Tugas dan fungsi ASN sebagai perekat bangsa tersebut didasarkan pada suatu kondisi realitas kebangsaan kita yang beragam. Melalui pelaksanaan pelayanan publik yang berkeadilan, maka setiap anak bangsa mendaparkan layanan yang berkeadilan satu sama lain. Prinsipnya, ASN haruslah bekerja sebagai abdi negara, yang seluruh aktivitasnya merupakan penerjemahan semangat mengadi kepada negara dengan memberikan pelayanan berkeadilan kepada warga masyarakat.
Seseorang yang mengabdi adalah seseorang yang mengerahkan segenap daya fisik dan pikirannya untuk kepentingan orang lain. Keikhlasan menjadi –meminjam istilah Bergson- elan vital dari pengabdian.
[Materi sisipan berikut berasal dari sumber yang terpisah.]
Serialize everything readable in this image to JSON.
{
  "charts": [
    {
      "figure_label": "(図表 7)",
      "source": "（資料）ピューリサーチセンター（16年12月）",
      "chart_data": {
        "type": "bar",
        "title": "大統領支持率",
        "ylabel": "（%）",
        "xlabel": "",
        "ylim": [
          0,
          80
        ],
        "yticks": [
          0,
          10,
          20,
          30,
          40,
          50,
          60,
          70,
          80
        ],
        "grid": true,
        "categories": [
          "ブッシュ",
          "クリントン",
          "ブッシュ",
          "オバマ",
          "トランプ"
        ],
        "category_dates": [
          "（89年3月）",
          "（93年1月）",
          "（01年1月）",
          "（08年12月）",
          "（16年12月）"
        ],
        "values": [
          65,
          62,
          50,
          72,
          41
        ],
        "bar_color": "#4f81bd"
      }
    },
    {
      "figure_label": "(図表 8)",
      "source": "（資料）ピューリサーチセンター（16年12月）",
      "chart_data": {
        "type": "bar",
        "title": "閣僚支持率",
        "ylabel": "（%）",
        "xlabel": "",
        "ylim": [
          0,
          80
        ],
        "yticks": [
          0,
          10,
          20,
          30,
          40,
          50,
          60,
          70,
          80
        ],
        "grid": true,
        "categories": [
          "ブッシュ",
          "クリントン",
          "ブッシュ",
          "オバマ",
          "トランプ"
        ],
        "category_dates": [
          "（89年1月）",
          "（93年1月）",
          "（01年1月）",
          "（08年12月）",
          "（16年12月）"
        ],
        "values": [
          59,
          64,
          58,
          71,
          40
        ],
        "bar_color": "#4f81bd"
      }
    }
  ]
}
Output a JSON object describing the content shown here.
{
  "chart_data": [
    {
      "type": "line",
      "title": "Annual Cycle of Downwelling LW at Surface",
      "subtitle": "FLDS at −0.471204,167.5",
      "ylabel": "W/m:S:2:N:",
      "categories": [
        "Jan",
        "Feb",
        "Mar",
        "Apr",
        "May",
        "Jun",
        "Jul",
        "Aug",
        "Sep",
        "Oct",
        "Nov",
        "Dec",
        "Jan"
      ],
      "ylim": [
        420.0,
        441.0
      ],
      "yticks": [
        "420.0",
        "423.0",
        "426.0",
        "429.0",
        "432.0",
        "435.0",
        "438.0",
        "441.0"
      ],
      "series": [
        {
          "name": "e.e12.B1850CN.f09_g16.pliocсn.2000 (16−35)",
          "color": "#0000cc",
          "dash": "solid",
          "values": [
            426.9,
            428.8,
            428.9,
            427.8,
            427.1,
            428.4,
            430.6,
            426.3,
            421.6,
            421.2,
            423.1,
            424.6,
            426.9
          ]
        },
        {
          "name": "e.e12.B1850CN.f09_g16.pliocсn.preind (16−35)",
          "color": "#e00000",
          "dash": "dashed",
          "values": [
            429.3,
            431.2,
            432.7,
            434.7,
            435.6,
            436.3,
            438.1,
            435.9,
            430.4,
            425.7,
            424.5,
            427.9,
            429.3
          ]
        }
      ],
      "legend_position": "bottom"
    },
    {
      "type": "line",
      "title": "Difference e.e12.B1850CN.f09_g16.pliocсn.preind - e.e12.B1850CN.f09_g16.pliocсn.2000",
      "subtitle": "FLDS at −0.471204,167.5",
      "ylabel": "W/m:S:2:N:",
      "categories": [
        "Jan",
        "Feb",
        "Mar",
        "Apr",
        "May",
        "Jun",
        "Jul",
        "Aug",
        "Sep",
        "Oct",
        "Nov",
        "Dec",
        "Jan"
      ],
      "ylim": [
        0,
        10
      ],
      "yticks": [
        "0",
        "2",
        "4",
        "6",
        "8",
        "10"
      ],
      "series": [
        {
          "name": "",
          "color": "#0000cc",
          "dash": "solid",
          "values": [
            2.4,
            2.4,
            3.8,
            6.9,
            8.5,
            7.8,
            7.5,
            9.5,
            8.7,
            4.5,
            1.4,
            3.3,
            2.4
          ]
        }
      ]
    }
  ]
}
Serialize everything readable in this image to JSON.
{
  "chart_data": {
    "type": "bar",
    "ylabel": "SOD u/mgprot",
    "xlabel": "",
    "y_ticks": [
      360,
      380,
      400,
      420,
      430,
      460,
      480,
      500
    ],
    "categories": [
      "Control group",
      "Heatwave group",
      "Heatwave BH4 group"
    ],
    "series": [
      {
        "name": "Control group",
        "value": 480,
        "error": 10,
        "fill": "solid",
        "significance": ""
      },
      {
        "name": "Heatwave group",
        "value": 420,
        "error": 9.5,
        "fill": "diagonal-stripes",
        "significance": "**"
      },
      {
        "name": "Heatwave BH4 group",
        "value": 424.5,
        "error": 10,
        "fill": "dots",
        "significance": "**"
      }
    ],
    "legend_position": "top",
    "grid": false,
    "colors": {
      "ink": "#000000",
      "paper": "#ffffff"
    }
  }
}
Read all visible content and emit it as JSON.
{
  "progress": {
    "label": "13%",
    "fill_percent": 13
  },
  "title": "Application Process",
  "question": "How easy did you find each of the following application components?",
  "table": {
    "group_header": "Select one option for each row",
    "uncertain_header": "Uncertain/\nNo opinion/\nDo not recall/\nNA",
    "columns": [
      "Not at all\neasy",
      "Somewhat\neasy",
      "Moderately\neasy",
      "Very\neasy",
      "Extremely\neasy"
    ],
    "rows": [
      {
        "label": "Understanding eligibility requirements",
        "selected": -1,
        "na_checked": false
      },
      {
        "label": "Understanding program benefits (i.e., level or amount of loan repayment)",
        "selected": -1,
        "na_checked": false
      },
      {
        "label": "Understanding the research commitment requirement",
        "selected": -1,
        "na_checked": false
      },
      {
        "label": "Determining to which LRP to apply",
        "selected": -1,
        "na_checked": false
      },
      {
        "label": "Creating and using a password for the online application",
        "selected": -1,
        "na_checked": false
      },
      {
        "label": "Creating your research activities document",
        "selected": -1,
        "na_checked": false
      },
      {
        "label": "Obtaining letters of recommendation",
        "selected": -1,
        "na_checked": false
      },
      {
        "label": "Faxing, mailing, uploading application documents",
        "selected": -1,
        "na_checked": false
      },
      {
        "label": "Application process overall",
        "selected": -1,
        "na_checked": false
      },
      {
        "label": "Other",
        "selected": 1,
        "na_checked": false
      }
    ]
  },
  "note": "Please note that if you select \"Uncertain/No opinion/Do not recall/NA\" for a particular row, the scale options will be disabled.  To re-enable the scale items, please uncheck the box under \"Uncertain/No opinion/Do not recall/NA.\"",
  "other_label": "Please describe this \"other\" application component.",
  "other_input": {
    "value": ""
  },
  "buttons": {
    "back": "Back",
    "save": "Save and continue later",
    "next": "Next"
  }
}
Menjadi wajar jika dalam setiap ‘pengabdian’ selalu disertai dengan idiom tanpa mengharapkan imbalan jasa. PNS merupakan abdi negara. Aktivitas kesehariannya menjadi bagian dari alat negara dalam melayani kepentingan warga negara. Agar totalitas pekerjaannya untuk negara, maka mereka diberi fasilitas seperti penghasilan, tunjangan kesehatan, pendidikan, dan sebagainya. Pemberian fasilitas dimaksudkan agar sebagai abdi negara, mereka bekerja sepenuh hati dalam melayani warga negara (Santoso, 30/4/2016).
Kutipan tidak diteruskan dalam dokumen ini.